The operas indicate most clearly the extent to which he assimilated the French style. Most of his overtures are French, and most of his operas had ballets as entr’actes (devised, in Munich, by Melchior d’Ardespin and François Rodier). Dance metres such as the minuet and gavotte are frequently used for arias. The basic orchestral requirements are four-part (sometimes five-part) strings, two ‘flutes’ (i.e. recorders), two oboes, bassoon and continuo, with the occasional addition of trumpets and drums. Alarico il Baltha requires two piffari and Niobe four viols; Amor vien dal destino includes an ensemble for four chalumeaux, two bassoons and two theorbos, and an obbligato for lute. A high proportion of the arias – about half – are accompanied by instruments, the remainder by continuo alone; some scenes have strings (one has trumpets and drums) without continuo.
Both types of aria exhibit Steffani’s predilection for duet textures: in continuo arias the bass often imitates the voice, while in orchestral arias obbligatos are often for pairs of instruments. Although binary and ABB‘ structures are common, the majority of his arias are in ternary or da capo form; ostinato basses, numerous in his earlier works, recede as his career progresses. His full-length Hanover operas also include an exceptionally high proportion of vocal duets, apart from sextets (La superbia d’Alessandro) and a quartet (Le rivali concordi). These six works provided an important stimulus for the development of opera in northern Germany. They were translated into German by Gottlieb Fiedler and staged in Hamburg between 1695 and 1699; performances elsewhere followed, and overture-suites from them were published (as sonate da camera) by Roger in Amsterdam. It seems fitting that no fewer than four of Steffani’s operas (Alarico, Henrico Leone, Arminio and Tassilone) should be based not on standard classical or mythological subjects but on episodes from German history.

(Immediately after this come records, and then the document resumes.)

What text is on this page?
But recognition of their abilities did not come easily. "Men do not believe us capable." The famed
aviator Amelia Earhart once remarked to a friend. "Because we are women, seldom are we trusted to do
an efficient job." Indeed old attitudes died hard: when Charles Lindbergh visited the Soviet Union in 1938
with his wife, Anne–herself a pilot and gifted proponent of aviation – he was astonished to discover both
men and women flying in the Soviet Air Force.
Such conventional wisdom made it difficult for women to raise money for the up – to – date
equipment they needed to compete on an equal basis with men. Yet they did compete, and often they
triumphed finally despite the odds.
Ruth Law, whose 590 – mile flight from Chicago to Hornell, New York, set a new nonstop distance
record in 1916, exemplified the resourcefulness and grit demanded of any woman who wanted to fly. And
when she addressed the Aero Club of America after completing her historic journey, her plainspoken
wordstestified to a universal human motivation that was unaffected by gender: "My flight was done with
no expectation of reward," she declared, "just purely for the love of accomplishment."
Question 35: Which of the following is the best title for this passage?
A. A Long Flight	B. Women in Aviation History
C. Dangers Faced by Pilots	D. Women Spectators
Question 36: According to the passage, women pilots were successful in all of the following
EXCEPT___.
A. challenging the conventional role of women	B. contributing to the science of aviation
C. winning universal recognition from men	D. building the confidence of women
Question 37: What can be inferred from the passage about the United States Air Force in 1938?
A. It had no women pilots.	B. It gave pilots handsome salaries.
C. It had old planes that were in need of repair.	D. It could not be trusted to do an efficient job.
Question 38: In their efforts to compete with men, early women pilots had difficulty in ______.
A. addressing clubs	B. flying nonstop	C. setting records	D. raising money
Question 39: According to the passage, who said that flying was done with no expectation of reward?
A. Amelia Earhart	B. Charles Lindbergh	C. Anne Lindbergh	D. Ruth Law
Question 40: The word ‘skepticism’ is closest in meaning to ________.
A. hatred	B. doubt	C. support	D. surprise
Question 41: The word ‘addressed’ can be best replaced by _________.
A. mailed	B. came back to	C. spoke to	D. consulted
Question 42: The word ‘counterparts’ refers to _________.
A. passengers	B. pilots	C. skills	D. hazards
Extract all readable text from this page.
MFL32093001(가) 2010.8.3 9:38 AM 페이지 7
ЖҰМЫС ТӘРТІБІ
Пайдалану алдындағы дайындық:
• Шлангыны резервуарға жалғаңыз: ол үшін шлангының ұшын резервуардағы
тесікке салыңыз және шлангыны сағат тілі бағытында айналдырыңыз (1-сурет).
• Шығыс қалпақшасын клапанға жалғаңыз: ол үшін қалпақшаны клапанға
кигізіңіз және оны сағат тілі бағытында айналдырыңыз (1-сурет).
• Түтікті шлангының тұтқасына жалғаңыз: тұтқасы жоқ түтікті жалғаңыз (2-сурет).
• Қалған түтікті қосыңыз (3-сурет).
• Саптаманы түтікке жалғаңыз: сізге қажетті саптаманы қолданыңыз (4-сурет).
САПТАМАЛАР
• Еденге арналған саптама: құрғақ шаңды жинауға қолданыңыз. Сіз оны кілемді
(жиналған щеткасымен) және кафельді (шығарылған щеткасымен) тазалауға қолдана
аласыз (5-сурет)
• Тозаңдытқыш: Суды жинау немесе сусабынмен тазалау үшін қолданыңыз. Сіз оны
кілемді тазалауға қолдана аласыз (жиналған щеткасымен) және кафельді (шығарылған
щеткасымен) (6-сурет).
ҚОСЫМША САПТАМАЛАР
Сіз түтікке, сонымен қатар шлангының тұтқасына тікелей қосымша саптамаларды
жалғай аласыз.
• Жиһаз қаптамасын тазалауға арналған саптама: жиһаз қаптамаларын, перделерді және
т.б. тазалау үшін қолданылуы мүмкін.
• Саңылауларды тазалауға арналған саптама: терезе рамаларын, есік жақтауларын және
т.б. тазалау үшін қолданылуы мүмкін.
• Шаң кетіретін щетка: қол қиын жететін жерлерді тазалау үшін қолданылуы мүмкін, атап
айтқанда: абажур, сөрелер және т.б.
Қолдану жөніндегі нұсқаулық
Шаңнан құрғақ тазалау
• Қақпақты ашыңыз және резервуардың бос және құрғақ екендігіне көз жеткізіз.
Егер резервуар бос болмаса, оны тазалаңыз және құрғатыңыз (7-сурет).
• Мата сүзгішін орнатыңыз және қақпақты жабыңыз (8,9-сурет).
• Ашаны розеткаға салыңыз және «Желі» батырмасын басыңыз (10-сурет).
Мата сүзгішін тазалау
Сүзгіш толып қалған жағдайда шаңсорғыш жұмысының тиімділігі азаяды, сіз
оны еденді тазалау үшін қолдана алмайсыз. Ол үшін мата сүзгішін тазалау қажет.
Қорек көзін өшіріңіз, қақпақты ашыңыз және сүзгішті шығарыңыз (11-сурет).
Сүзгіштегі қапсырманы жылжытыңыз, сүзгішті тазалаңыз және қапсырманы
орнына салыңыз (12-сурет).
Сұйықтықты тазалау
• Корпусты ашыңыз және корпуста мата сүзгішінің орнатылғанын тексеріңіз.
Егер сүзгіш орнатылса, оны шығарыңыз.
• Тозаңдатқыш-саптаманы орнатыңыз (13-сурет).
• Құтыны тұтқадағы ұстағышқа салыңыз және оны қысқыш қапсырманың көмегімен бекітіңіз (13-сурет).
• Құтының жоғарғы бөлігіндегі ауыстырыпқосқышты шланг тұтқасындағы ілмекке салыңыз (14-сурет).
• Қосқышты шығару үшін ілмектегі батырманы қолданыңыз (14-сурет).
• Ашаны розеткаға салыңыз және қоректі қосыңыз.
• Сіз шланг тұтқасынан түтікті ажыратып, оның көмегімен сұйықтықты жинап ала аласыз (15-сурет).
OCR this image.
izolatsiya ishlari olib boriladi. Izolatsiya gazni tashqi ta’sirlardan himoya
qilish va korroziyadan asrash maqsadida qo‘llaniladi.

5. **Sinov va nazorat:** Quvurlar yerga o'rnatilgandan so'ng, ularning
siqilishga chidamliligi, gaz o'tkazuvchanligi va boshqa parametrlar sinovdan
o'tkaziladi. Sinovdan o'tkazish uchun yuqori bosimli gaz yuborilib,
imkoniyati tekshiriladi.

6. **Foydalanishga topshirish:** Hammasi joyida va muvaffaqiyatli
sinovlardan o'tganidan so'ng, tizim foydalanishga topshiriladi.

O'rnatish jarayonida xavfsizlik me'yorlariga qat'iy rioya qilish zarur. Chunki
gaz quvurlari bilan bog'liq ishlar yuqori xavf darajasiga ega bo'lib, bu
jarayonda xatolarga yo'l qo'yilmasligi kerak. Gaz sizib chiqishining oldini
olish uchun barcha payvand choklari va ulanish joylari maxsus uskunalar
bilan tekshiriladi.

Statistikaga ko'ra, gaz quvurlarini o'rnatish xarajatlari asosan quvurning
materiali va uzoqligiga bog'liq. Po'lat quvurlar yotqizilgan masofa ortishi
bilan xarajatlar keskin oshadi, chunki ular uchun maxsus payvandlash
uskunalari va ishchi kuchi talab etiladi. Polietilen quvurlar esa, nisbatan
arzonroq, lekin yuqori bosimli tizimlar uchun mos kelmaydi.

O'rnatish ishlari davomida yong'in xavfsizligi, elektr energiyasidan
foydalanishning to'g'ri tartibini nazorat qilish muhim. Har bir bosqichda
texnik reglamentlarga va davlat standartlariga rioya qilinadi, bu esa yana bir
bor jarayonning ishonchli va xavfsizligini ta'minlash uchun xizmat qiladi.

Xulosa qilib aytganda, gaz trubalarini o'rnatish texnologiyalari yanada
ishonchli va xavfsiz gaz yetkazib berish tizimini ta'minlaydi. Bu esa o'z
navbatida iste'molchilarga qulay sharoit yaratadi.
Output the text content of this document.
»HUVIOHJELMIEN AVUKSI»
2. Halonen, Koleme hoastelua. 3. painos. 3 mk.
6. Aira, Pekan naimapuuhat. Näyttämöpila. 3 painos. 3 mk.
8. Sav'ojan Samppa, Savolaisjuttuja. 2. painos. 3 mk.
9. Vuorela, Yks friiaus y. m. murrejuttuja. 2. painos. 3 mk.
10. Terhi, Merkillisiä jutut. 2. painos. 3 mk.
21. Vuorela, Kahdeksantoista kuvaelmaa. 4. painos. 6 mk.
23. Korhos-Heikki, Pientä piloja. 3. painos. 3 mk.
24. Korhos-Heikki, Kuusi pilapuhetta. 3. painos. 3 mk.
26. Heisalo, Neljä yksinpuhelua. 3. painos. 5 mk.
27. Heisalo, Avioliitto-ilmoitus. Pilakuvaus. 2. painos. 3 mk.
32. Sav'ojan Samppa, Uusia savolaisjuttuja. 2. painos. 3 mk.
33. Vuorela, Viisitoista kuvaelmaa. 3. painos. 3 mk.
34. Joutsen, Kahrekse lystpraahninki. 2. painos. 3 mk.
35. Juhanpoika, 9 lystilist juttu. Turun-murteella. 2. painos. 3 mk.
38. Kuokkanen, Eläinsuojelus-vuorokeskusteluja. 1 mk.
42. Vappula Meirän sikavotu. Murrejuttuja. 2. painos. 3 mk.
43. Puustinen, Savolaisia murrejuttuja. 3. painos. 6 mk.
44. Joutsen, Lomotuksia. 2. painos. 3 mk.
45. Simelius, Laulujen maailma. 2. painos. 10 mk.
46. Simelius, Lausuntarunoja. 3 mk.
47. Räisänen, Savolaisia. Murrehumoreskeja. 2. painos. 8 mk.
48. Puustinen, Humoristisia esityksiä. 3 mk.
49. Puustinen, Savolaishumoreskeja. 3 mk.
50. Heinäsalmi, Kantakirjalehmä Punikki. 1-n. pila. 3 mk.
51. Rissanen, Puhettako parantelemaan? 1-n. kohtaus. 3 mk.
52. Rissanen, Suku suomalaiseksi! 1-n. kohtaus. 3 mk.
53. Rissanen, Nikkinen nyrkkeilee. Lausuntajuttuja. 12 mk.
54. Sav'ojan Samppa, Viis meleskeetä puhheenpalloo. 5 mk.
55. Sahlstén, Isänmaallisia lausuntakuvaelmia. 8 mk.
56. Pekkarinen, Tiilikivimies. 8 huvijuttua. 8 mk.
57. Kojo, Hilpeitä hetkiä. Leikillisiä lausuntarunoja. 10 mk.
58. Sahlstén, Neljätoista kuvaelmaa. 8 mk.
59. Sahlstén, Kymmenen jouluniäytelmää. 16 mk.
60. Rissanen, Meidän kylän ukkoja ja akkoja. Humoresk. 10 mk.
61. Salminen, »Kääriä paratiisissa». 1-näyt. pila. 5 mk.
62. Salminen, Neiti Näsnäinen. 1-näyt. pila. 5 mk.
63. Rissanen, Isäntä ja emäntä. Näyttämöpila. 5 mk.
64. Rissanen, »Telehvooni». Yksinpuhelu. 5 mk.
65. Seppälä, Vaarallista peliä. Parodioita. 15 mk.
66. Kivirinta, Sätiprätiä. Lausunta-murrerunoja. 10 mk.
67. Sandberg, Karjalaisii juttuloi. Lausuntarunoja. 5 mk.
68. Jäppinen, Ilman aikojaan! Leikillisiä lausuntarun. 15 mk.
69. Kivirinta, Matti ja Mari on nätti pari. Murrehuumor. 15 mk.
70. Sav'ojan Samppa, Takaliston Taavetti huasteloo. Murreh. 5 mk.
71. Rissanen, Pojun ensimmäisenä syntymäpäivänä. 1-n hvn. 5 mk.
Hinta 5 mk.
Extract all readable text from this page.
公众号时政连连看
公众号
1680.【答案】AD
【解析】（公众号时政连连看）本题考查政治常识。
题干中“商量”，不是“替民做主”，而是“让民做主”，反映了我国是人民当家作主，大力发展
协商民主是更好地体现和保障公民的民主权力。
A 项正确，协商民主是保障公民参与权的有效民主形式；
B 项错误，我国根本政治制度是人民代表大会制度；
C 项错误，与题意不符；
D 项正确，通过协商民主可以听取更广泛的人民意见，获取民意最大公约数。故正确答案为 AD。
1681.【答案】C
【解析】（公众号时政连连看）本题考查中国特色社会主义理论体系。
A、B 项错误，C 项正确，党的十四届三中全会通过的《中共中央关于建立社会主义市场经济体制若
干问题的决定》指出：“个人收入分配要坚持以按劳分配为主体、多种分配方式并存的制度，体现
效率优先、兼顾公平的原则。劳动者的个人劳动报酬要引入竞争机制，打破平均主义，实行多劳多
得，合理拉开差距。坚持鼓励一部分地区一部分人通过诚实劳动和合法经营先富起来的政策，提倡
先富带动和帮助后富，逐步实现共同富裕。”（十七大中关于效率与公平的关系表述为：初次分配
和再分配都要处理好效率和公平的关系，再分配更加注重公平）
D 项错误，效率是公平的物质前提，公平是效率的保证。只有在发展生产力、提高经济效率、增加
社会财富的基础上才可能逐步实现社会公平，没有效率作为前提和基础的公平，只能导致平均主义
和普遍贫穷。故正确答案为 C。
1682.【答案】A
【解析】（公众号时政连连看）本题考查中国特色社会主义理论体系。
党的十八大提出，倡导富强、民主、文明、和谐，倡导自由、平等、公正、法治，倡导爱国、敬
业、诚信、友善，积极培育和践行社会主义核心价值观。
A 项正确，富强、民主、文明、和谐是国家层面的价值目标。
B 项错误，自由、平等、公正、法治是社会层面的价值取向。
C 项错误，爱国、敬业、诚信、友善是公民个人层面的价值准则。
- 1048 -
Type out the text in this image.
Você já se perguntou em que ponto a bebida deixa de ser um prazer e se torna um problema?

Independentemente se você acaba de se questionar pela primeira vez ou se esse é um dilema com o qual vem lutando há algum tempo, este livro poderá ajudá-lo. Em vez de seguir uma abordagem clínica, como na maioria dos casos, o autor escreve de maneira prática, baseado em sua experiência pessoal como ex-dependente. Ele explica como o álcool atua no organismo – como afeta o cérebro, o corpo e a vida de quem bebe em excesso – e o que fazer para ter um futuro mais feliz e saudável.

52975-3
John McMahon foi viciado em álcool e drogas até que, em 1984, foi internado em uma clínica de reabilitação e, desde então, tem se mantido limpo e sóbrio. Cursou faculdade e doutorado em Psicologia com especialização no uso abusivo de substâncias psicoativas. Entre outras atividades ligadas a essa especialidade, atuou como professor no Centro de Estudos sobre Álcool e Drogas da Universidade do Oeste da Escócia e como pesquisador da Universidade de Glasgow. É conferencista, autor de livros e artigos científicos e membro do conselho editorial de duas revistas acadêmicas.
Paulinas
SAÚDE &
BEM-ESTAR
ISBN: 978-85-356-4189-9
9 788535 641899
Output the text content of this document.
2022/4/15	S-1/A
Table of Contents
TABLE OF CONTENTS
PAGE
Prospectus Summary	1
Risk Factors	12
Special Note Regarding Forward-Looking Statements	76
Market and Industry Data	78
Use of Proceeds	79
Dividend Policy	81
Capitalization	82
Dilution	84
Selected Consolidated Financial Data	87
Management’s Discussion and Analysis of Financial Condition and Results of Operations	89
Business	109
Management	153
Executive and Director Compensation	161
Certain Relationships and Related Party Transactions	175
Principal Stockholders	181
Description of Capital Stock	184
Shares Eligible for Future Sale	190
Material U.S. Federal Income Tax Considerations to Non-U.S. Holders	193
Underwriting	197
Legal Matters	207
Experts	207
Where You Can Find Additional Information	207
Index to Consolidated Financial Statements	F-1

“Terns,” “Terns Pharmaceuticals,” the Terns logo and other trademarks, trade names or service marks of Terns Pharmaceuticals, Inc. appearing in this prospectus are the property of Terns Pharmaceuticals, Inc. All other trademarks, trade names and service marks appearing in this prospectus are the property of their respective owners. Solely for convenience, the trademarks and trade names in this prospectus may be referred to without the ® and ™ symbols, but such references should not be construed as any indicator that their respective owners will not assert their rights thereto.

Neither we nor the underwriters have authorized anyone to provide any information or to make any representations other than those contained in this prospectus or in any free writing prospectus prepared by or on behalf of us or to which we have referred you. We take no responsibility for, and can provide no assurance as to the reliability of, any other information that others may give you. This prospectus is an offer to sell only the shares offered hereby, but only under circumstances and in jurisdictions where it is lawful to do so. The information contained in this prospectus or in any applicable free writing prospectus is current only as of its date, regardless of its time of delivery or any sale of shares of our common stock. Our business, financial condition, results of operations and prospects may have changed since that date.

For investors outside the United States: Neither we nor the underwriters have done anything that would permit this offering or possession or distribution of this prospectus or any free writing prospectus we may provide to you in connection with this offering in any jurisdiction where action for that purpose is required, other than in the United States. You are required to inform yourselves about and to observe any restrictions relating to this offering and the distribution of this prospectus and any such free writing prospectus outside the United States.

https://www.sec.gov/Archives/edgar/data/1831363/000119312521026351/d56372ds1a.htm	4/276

Despite the widespread influence of his operas, Steffani’s reputation rests largely on his chamber duets. Handel ‘borrowed’ from his operas and duets (of which he owned a book in 1706/7), and from his other works. But Steffani’s duets, like Corelli’s trio sonatas, were also taken as models by other composers (e.g. Keiser, Schürmann and Telemann), used assolfeggi by leading opera singers and praised by such figures as Mattheson, Hawkins, Burney, Padre Martini and E.T.A. Hoffmann; in England his works were given sacred English words and used as anthems. By these and other means Steffani’s influence extended throughout the 18th century and beyond.”